Coming out of closet
A participant said that although the price hikes of other commodities are openly discussed in the society, this issue is not discussed as many people are somewhat reluctant to talk about such. "Most females and school children hide this topic, but this is an issue which requires a broad social discussion. When it comes to the school girls, providing food and other essentials comes first for the parents and they may think twice about spending on sanitary products. It has a serious impact on the school girls' physical and mental wellbeing." If the Government was to remove the taxes on sanitary products and related material at some point, she said that it should be a lasting solution, and that unlike what happened in the past, there should be a programme to ensure that the benefits of such a move go to the real victims of this issue, women and girls, and not to large scale manufacturers or traders.
It was also outlined by the FPA and the Advocata Institutes that para tariffs (Ports and Airport Development Levy [PAL] and Cess) imposed on sanitary napkins remained in effect throughout the years, despite the Government issuing a gazette notification in 2023 and this year (2024), exempting various commodities from the PAL. According to them, the list had encompassed exemptions for items such as firearms, aircrafts, clothing, and several others, yet, notably excluded sanitary napkins. They attributed the decision not to extend the said exemption to an essential item such as sanitary napkins to be a clear policy oversight.
Dr. Batuwanthudawe highlighted the need for more Ministries other than the Ministry of Health and Ministry of Education to get involved in the discussions pertaining to menstruation and period poverty. He further emphasised the need for more data to use for policy changes and the need for more involvement from civil society.

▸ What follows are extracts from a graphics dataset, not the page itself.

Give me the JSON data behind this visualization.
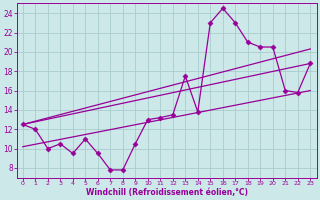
{
  "x": [
    0,
    1,
    2,
    3,
    4,
    5,
    6,
    7,
    8,
    9,
    10,
    11,
    12,
    13,
    14,
    15,
    16,
    17,
    18,
    19,
    20,
    21,
    22,
    23
  ],
  "y_data": [
    12.5,
    12.0,
    10.0,
    10.5,
    9.5,
    11.0,
    9.5,
    7.8,
    7.8,
    10.5,
    13.0,
    13.2,
    13.5,
    17.5,
    13.8,
    23.0,
    24.5,
    23.0,
    21.0,
    20.5,
    20.5,
    16.0,
    15.8,
    18.8
  ],
  "trend1_x": [
    0,
    23
  ],
  "trend1_y": [
    12.5,
    20.3
  ],
  "trend2_x": [
    0,
    23
  ],
  "trend2_y": [
    12.5,
    18.8
  ],
  "trend3_x": [
    0,
    23
  ],
  "trend3_y": [
    10.2,
    16.0
  ],
  "line_color": "#990099",
  "bg_color": "#cce8e8",
  "grid_color": "#aacccc",
  "xlabel": "Windchill (Refroidissement éolien,°C)",
  "xlim": [
    -0.5,
    23.5
  ],
  "ylim": [
    7.0,
    25.0
  ],
  "xticks": [
    0,
    1,
    2,
    3,
    4,
    5,
    6,
    7,
    8,
    9,
    10,
    11,
    12,
    13,
    14,
    15,
    16,
    17,
    18,
    19,
    20,
    21,
    22,
    23
  ],
  "yticks": [
    8,
    10,
    12,
    14,
    16,
    18,
    20,
    22,
    24
  ]
}
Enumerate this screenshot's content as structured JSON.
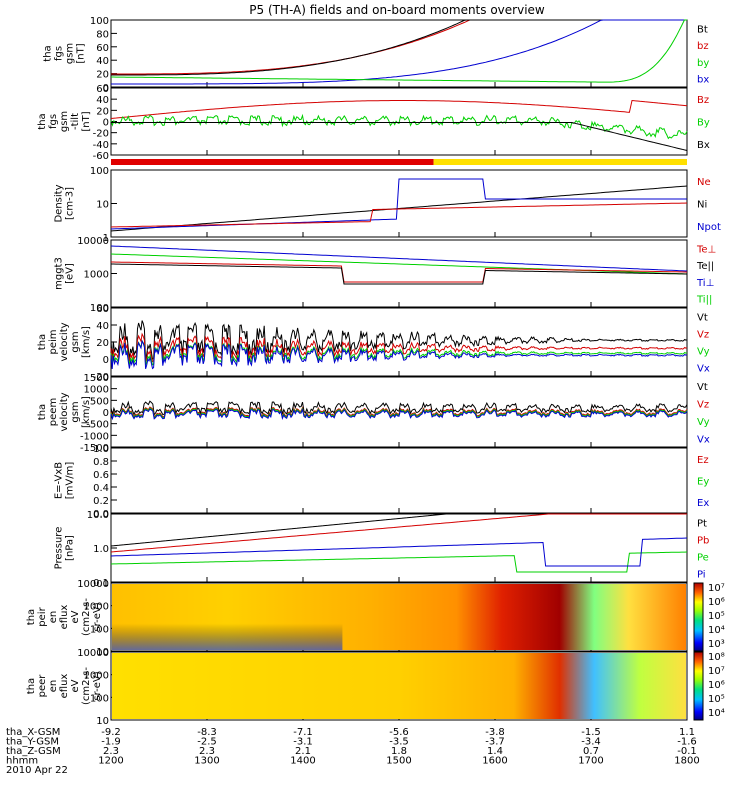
{
  "title": "P5 (TH-A) fields and on-board moments overview",
  "colors": {
    "black": "#000000",
    "red": "#d40000",
    "green": "#00d000",
    "blue": "#0000d0"
  },
  "chart_data": {
    "type": "line",
    "x_ticks": [
      "1200",
      "1300",
      "1400",
      "1500",
      "1600",
      "1700",
      "1800"
    ],
    "orbit": {
      "labels": [
        "tha_X-GSM",
        "tha_Y-GSM",
        "tha_Z-GSM",
        "hhmm",
        "2010 Apr 22"
      ],
      "x_gsm": [
        "-9.2",
        "-8.3",
        "-7.1",
        "-5.6",
        "-3.8",
        "-1.5",
        "1.1"
      ],
      "y_gsm": [
        "-1.9",
        "-2.5",
        "-3.1",
        "-3.5",
        "-3.7",
        "-3.4",
        "-1.6"
      ],
      "z_gsm": [
        "2.3",
        "2.3",
        "2.1",
        "1.8",
        "1.4",
        "0.7",
        "-0.1"
      ]
    },
    "panels": [
      {
        "ylabel": [
          "tha",
          "fgs",
          "gsm",
          "[nT]"
        ],
        "ticks": [
          "100",
          "80",
          "60",
          "40",
          "20",
          "0"
        ],
        "legend": [
          {
            "t": "Bt",
            "c": "black"
          },
          {
            "t": "bz",
            "c": "red"
          },
          {
            "t": "by",
            "c": "green"
          },
          {
            "t": "bx",
            "c": "blue"
          }
        ]
      },
      {
        "ylabel": [
          "tha",
          "fgs",
          "gsm",
          "-tilt",
          "[nT]"
        ],
        "ticks": [
          "60",
          "40",
          "20",
          "0",
          "-20",
          "-40",
          "-60"
        ],
        "legend": [
          {
            "t": "Bz",
            "c": "red"
          },
          {
            "t": "By",
            "c": "green"
          },
          {
            "t": "Bx",
            "c": "black"
          }
        ]
      },
      {
        "ylabel": [
          "Density",
          "[cm-3]"
        ],
        "ticks": [
          "100",
          "10",
          "1"
        ],
        "legend": [
          {
            "t": "Ne",
            "c": "red"
          },
          {
            "t": "Ni",
            "c": "black"
          },
          {
            "t": "Npot",
            "c": "blue"
          }
        ]
      },
      {
        "ylabel": [
          "mggt3",
          "[eV]"
        ],
        "ticks": [
          "10000",
          "1000",
          "100"
        ],
        "legend": [
          {
            "t": "Te⊥",
            "c": "red"
          },
          {
            "t": "Te||",
            "c": "black"
          },
          {
            "t": "Ti⊥",
            "c": "blue"
          },
          {
            "t": "Ti||",
            "c": "green"
          }
        ]
      },
      {
        "ylabel": [
          "tha",
          "peim",
          "velocity",
          "gsm",
          "[km/s]"
        ],
        "ticks": [
          "60",
          "40",
          "20",
          "0",
          "-20"
        ],
        "legend": [
          {
            "t": "Vt",
            "c": "black"
          },
          {
            "t": "Vz",
            "c": "red"
          },
          {
            "t": "Vy",
            "c": "green"
          },
          {
            "t": "Vx",
            "c": "blue"
          }
        ]
      },
      {
        "ylabel": [
          "tha",
          "peem",
          "velocity",
          "gsm",
          "[km/s]"
        ],
        "ticks": [
          "1500",
          "1000",
          "500",
          "0",
          "-500",
          "-1000",
          "-1500"
        ],
        "legend": [
          {
            "t": "Vt",
            "c": "black"
          },
          {
            "t": "Vz",
            "c": "red"
          },
          {
            "t": "Vy",
            "c": "green"
          },
          {
            "t": "Vx",
            "c": "blue"
          }
        ]
      },
      {
        "ylabel": [
          "E=-VxB",
          "[mV/m]"
        ],
        "ticks": [
          "1.0",
          "0.8",
          "0.6",
          "0.4",
          "0.2",
          "0.0"
        ],
        "legend": [
          {
            "t": "Ez",
            "c": "red"
          },
          {
            "t": "Ey",
            "c": "green"
          },
          {
            "t": "Ex",
            "c": "blue"
          }
        ]
      },
      {
        "ylabel": [
          "Pressure",
          "[nPa]"
        ],
        "ticks": [
          "10.0",
          "1.0",
          "0.1"
        ],
        "legend": [
          {
            "t": "Pt",
            "c": "black"
          },
          {
            "t": "Pb",
            "c": "red"
          },
          {
            "t": "Pe",
            "c": "green"
          },
          {
            "t": "Pi",
            "c": "blue"
          }
        ]
      },
      {
        "ylabel": [
          "tha",
          "peir",
          "en",
          "eflux",
          "eV",
          "(cm2-s-",
          "sr-eV)"
        ],
        "ticks": [
          "10000",
          "1000",
          "100",
          "10"
        ],
        "cbar": [
          "10⁷",
          "10⁶",
          "10⁵",
          "10⁴",
          "10³"
        ]
      },
      {
        "ylabel": [
          "tha",
          "peer",
          "en",
          "eflux",
          "eV",
          "(cm2-s-",
          "sr-eV)"
        ],
        "ticks": [
          "10000",
          "1000",
          "100",
          "10"
        ],
        "cbar": [
          "10⁸",
          "10⁷",
          "10⁶",
          "10⁵",
          "10⁴"
        ]
      }
    ]
  }
}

Several short- and long-term solutions such as the elimination of taxes on sanitary napkins to reduce costs, to foster improved menstrual hygiene practices, the removal of the current 18% VAT on the raw materials used for local sanitary napkin production to allow local manufacturers to reduce production costs and thereby reduce overall prices, the implementation of overall trade policy reforms including a permanent list of tax exempted commodities, the distribution of sanitary napkins to economically disadvantaged families with a particular focus on the school girls until the related taxes are removed, and the establishment of a dedicated policy action group to collectively advocate for the removal of taxes on sanitary products which will serve as a unified voice to push forward legislative changes and policy reforms aimed at axing the taxes on sanitary napkins and related items, were proposed during the event.